Opponents included a long list of community activists and a League of Women Voters member, Tony Butka, a likely candidate in CD 14.
They argued Prop. R was a sham and would “throw transparency out the window” and “hide lobbyists from public view until after they win favors for a client.” They quoted a Daily News editorial that said Prop. R “has nothing to do with reforming ethics
and everything to do with confusing voters into voting for this
Sixty percent of voters 375,000 of them, were fooled and fell for the lie.
Just what a fraud it was is highlighted by the results District Attorney Steve Cooley’s two-year investigation into how Richard Alatorre, in collusion with lobbyist Mike Roos, evaded compliance with the city ethics laws, including the Prop. R reforms. bu acting as Roos’ “consultant” for years without registering as a lobbyist himself.
The verdict of Cooley’s Public Integrity Division: No felony criminal charges will be filed even though investigators found Alatorre worked as a
lobbyist for years without registering.
Investigators couldn’t prove there was a conspiracy so they referred the case to the City Ethics Commission for possible prosecution as a misdemeanor by City Attorney Carmen Trutanich.
That could result in jail time but don’t bet on it.
Alatorre got nothing more than house arrest for eight months for felony tax evasion failing to report more than $40,000 in payments in 1996 from people trying to influence him in his role a 14th District Councilman.
The charge arose from an ugly child custody case that exposed his blatant cocaine use in his office at City Hall and elsewhere and led to his resignation.
Roos’ political career in the state Assembly also ended in scandal after a lengthy investigation led to charges against fireworks magnate Patrick Moriarity. Roos doubled his investment in Moriarty’s company while carrying legislation favorable to him.
Alatorre and Roos are quite a pair. one the shrewdest, the other the slickest, operators in city politics.
They emerged as rising political stars after the election of Tom Bradley in 1973 and rose to become the No. 2 and No. 3 legislators behind Assembly Speaker Willie Brown with unlimited futures.
Those hopes were shattered by scandal but Roos and Alatorre have flourished financially and retained their respectability in no small part because they are both smart and likable. Besides, in the sea of corruption in City Hall, no one is in a position to judge anyone else.
Alatorre and Roos have the kind of access to our elected officials that any ordinary citizen can only envy.
While the public gets two minutes of public comment and sees their leaders from a distance at various events and occasional office hours, Alatorre and Roos can stride past the security guard outside the mayor’s office with no more than a nod of the head and sit down with Council members in their offices or buy them expensive meals any time they want.
For high-powered lobbyists like them, City Hall could not be more open and transparent and easy to manipulate. That’s why they are paid the big bucks.

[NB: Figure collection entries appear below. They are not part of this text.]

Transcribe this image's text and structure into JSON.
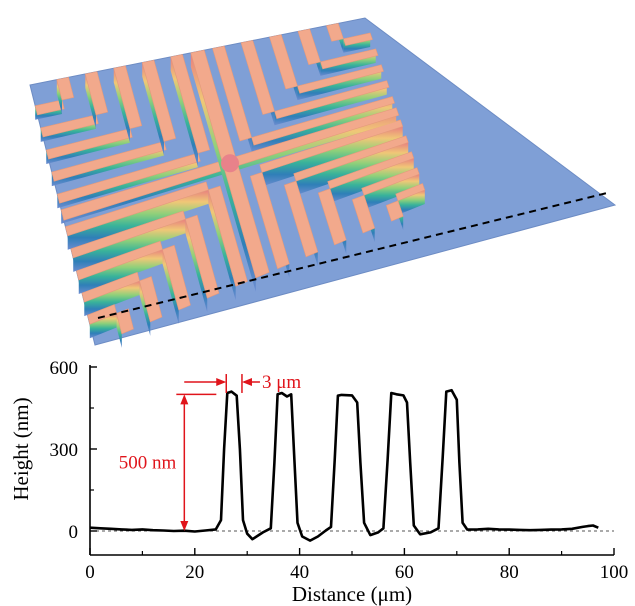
{
  "figure": {
    "surface_image": "3D AFM topography render of cross-shaped nested L-ridge pattern with dashed profile line",
    "colors": {
      "substrate": "#7f9fd6",
      "ridge_top": "#f2a98c",
      "ridge_top_center": "#e8828a",
      "profile_line": "#000000",
      "annotation": "#e0141b",
      "baseline": "#555555"
    }
  },
  "chart_data": {
    "type": "line",
    "xlabel": "Distance (μm)",
    "ylabel": "Height (nm)",
    "xlim": [
      0,
      100
    ],
    "ylim": [
      -40,
      600
    ],
    "x_ticks": [
      "0",
      "20",
      "40",
      "60",
      "80",
      "100"
    ],
    "y_ticks": [
      "0",
      "300",
      "600"
    ],
    "grid": false,
    "baseline_y": 0,
    "series": [
      {
        "x": [
          0,
          2,
          4,
          6,
          8,
          10,
          12,
          14,
          16,
          18,
          20,
          22,
          24,
          25,
          25.6,
          26.2,
          27,
          28,
          28.6,
          29.2,
          30,
          31,
          33,
          34.5,
          35.2,
          35.8,
          36.6,
          37.6,
          38.4,
          39,
          39.6,
          40.5,
          42,
          43.5,
          45,
          46,
          46.7,
          47.3,
          48,
          50,
          51,
          51.6,
          52.3,
          53.5,
          55,
          56,
          56.8,
          57.5,
          58.5,
          59.8,
          60.5,
          61.1,
          61.8,
          63,
          65,
          66.5,
          67.3,
          68,
          69,
          70,
          70.5,
          71.1,
          72,
          74,
          76,
          78,
          80,
          82,
          84,
          86,
          88,
          90,
          92,
          94,
          95,
          96,
          97
        ],
        "y": [
          12,
          10,
          8,
          6,
          4,
          6,
          3,
          2,
          0,
          1,
          -2,
          2,
          6,
          40,
          300,
          505,
          510,
          495,
          300,
          40,
          -10,
          -30,
          -5,
          10,
          250,
          500,
          505,
          492,
          500,
          260,
          30,
          -20,
          -35,
          -20,
          2,
          15,
          260,
          495,
          498,
          496,
          470,
          250,
          30,
          -15,
          -5,
          10,
          260,
          505,
          500,
          496,
          470,
          250,
          20,
          -12,
          -5,
          10,
          270,
          510,
          515,
          480,
          250,
          30,
          5,
          6,
          8,
          6,
          5,
          4,
          3,
          4,
          5,
          6,
          8,
          15,
          18,
          20,
          12
        ]
      }
    ],
    "annotations": [
      {
        "text": "3 μm",
        "type": "width-arrow",
        "x_range": [
          26,
          29
        ],
        "y": 545
      },
      {
        "text": "500 nm",
        "type": "height-arrow",
        "x": 18,
        "y_range": [
          0,
          500
        ]
      }
    ]
  }
}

For his part, Alatorre is part of the mayor’s inner circle, his political mentor who bailed him out of trouble when he got caught cheating on his wife the night he was first elected to office and who has helped guide his whole career.
Yet, Villaraigosa has the brass to tell DA investigators he only speaks to Alaatorre “once a month” and could not “recall” any meetings
that dealt with “city issues.”
Isn’t it a crime to lie to investigators? Or do the laws only apply to ordinary people?

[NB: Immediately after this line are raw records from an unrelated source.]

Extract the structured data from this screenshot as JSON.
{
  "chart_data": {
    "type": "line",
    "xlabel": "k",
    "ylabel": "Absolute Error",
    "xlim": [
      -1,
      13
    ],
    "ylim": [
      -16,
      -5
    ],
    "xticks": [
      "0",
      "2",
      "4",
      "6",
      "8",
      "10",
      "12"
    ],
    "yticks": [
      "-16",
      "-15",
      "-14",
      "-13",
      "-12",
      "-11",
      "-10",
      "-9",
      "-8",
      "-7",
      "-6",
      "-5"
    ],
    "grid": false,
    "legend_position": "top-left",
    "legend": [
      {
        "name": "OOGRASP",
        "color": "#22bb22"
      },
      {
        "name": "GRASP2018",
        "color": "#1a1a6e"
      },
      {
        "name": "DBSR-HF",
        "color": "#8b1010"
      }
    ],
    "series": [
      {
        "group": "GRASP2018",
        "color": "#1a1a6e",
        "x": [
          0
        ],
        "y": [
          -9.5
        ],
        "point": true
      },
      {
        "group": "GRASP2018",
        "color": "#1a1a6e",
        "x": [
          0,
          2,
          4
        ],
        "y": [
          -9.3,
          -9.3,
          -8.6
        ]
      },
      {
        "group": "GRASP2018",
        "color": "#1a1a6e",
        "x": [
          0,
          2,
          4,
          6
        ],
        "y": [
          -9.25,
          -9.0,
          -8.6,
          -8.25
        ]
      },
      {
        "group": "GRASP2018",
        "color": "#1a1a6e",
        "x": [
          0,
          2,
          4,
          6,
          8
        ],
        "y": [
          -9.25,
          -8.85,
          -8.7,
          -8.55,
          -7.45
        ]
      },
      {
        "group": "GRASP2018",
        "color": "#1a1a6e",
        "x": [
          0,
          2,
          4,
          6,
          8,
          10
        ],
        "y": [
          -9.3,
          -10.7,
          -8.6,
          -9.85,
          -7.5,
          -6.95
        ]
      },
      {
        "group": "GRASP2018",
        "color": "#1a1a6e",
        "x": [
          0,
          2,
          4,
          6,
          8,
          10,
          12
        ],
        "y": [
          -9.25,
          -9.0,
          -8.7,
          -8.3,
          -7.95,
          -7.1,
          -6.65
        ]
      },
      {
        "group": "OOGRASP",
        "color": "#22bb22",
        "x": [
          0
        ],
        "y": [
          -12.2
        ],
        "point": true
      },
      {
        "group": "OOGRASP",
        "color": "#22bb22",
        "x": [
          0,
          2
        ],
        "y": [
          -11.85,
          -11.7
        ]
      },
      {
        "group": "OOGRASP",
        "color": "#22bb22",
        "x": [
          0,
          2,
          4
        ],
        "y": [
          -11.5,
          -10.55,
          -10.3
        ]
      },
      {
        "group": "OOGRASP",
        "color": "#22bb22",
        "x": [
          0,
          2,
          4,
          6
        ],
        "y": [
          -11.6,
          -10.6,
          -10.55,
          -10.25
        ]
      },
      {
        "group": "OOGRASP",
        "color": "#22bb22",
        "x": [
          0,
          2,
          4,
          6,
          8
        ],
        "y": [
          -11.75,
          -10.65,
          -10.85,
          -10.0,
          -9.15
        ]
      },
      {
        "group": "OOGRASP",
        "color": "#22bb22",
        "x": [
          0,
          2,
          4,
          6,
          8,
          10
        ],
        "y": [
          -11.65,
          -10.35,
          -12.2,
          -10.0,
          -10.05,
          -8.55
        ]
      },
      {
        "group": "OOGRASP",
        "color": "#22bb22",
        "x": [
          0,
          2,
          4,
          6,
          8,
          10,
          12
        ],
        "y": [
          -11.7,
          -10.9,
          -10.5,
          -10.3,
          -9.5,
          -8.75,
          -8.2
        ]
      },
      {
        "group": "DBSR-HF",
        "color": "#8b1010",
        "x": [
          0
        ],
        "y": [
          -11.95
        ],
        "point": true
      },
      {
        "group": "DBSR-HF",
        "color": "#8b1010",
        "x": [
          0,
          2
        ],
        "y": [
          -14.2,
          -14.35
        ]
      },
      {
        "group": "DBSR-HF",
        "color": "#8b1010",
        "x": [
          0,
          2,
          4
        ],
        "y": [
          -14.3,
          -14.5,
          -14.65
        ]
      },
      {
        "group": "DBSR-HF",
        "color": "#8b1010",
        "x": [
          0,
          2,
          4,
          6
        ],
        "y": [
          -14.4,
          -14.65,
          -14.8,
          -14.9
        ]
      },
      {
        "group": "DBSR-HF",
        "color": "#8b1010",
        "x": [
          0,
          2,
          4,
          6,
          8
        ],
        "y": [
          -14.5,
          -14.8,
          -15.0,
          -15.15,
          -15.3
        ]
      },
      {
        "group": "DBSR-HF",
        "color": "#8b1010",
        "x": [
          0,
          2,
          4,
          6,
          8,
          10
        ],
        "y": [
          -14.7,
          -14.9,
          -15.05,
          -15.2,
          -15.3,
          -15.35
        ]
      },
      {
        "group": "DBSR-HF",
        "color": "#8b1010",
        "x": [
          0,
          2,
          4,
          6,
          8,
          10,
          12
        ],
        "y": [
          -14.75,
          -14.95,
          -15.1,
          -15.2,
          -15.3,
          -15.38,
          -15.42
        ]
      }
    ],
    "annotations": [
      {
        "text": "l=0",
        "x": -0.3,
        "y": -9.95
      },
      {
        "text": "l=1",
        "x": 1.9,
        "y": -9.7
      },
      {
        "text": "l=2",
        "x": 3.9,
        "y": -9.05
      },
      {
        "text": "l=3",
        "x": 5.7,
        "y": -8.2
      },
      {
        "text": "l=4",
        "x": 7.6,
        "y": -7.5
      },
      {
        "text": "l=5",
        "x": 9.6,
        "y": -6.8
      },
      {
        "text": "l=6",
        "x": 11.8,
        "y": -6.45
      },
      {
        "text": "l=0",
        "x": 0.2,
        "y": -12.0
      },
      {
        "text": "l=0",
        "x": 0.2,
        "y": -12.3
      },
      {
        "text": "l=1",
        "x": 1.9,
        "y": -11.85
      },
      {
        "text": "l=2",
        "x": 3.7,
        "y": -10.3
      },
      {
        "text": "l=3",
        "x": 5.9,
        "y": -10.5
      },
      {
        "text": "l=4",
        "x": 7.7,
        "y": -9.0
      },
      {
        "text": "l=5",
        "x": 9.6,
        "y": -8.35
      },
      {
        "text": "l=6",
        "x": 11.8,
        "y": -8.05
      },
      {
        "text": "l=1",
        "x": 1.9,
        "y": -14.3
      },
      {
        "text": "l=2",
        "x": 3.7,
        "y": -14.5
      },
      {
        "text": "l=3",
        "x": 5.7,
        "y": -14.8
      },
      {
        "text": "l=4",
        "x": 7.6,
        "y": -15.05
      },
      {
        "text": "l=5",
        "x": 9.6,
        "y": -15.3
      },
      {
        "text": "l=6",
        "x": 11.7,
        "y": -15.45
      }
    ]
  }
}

There is no possibility that the mayor and Alatorre never spoke about city issue or only talk once a month as he and Roos roam City Hall peddling their influence.

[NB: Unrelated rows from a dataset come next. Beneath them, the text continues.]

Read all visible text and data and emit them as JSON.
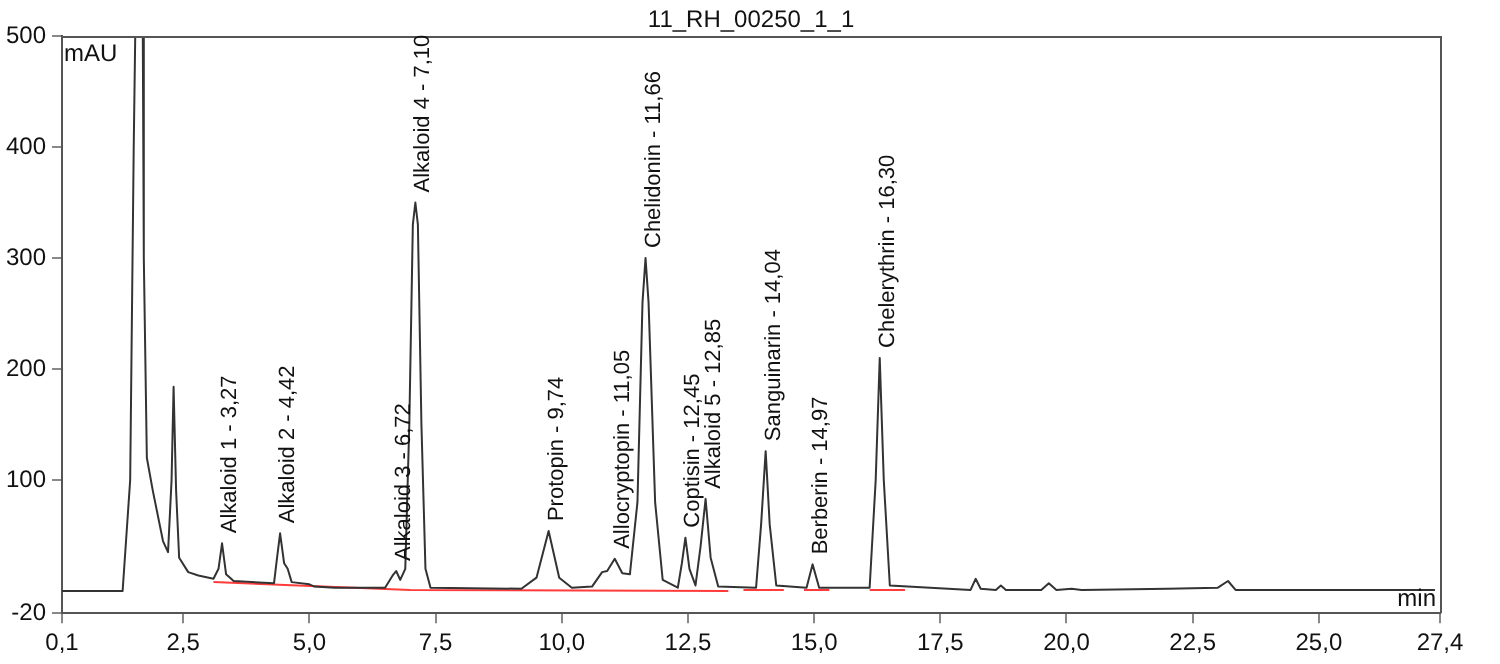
{
  "chart_data": {
    "type": "line",
    "title": "11_RH_00250_1_1",
    "xlabel": "min",
    "ylabel": "mAU",
    "x": [
      0.1,
      1.3,
      1.45,
      1.52,
      1.55,
      1.7,
      1.72,
      1.78,
      1.9,
      2.1,
      2.2,
      2.27,
      2.31,
      2.36,
      2.42,
      2.6,
      2.8,
      3.1,
      3.2,
      3.27,
      3.35,
      3.5,
      4.3,
      4.36,
      4.42,
      4.5,
      4.57,
      4.65,
      5.0,
      5.1,
      5.5,
      6.5,
      6.65,
      6.72,
      6.8,
      6.9,
      6.98,
      7.05,
      7.1,
      7.15,
      7.22,
      7.3,
      7.4,
      9.2,
      9.5,
      9.74,
      9.95,
      10.2,
      10.6,
      10.8,
      10.9,
      11.05,
      11.2,
      11.35,
      11.5,
      11.6,
      11.66,
      11.72,
      11.85,
      12.0,
      12.3,
      12.38,
      12.45,
      12.53,
      12.65,
      12.75,
      12.85,
      12.95,
      13.1,
      13.85,
      13.95,
      14.04,
      14.12,
      14.25,
      14.85,
      14.97,
      15.1,
      16.1,
      16.22,
      16.3,
      16.38,
      16.5,
      18.1,
      18.2,
      18.3,
      18.6,
      18.7,
      18.8,
      19.5,
      19.65,
      19.8,
      20.1,
      20.3,
      22.0,
      23.0,
      23.2,
      23.35,
      27.3
    ],
    "series": [
      {
        "color": "#333333",
        "values": [
          0,
          0,
          100,
          400,
          500,
          500,
          300,
          120,
          90,
          45,
          35,
          100,
          184,
          90,
          30,
          17,
          14,
          11,
          20,
          43,
          15,
          9,
          7,
          30,
          52,
          25,
          20,
          8,
          6,
          4,
          3,
          3,
          14,
          18,
          10,
          20,
          150,
          330,
          350,
          330,
          150,
          20,
          3,
          2,
          12,
          54,
          12,
          3,
          4,
          17,
          18,
          29,
          16,
          15,
          80,
          260,
          300,
          260,
          80,
          10,
          3,
          25,
          48,
          20,
          5,
          40,
          83,
          30,
          4,
          3,
          60,
          126,
          60,
          5,
          3,
          24,
          3,
          3,
          100,
          210,
          100,
          5,
          1,
          11,
          2,
          1,
          5,
          1,
          1,
          7,
          1,
          2,
          1,
          2,
          3,
          9,
          1,
          1
        ]
      },
      {
        "color": "#ff3b3b",
        "x": [
          3.1,
          7.0,
          13.3,
          13.35,
          13.6,
          14.4,
          14.45,
          14.8,
          15.3,
          15.35,
          16.1,
          16.8
        ],
        "values": [
          8,
          1,
          0,
          null,
          1,
          1,
          null,
          1,
          1,
          null,
          1,
          1
        ]
      }
    ],
    "xlim": [
      0.1,
      27.4
    ],
    "ylim": [
      -20,
      500
    ],
    "xticks": [
      {
        "value": 0.1,
        "label": "0,1"
      },
      {
        "value": 2.5,
        "label": "2,5"
      },
      {
        "value": 5,
        "label": "5,0"
      },
      {
        "value": 7.5,
        "label": "7,5"
      },
      {
        "value": 10,
        "label": "10,0"
      },
      {
        "value": 12.5,
        "label": "12,5"
      },
      {
        "value": 15,
        "label": "15,0"
      },
      {
        "value": 17.5,
        "label": "17,5"
      },
      {
        "value": 20,
        "label": "20,0"
      },
      {
        "value": 22.5,
        "label": "22,5"
      },
      {
        "value": 25,
        "label": "25,0"
      },
      {
        "value": 27.4,
        "label": "27,4"
      }
    ],
    "yticks": [
      -20,
      100,
      200,
      300,
      400,
      500
    ],
    "annotations": [
      {
        "text": "Alkaloid 1 - 3,27",
        "x": 3.27,
        "y": 43
      },
      {
        "text": "Alkaloid 2 - 4,42",
        "x": 4.42,
        "y": 52
      },
      {
        "text": "Alkaloid 3 - 6,72",
        "x": 6.72,
        "y": 18
      },
      {
        "text": "Alkaloid 4 - 7,10",
        "x": 7.1,
        "y": 350
      },
      {
        "text": "Protopin - 9,74",
        "x": 9.74,
        "y": 54
      },
      {
        "text": "Allocryptopin - 11,05",
        "x": 11.05,
        "y": 29
      },
      {
        "text": "Chelidonin - 11,66",
        "x": 11.66,
        "y": 300
      },
      {
        "text": "Coptisin - 12,45",
        "x": 12.45,
        "y": 48
      },
      {
        "text": "Alkaloid 5 - 12,85",
        "x": 12.85,
        "y": 83
      },
      {
        "text": "Sanguinarin - 14,04",
        "x": 14.04,
        "y": 126
      },
      {
        "text": "Berberin - 14,97",
        "x": 14.97,
        "y": 24
      },
      {
        "text": "Chelerythrin - 16,30",
        "x": 16.3,
        "y": 210
      }
    ],
    "grid": false,
    "legend": false,
    "marker": "none",
    "line_style": "solid"
  }
}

It’s not a mystery that Alatorre operated as a lobbyist without registering for years. He did it in broad daylight and everyone knew what he was doing was wrong but no one reported it.
I guess it’s not a conspiracy if you conspire openly and publicly.
What is a conspiracy — a conspiracy of consciousness at least — is how the business, civic and labor leaders of this city work in concert with each other to subvert the public interest without guilt and shame.
I know Roos and Alatorre and I can tell you this: It is a lot easier to have a frank and open no-holds barred conversation with them than it is with just about anyone else in positions of influence and power.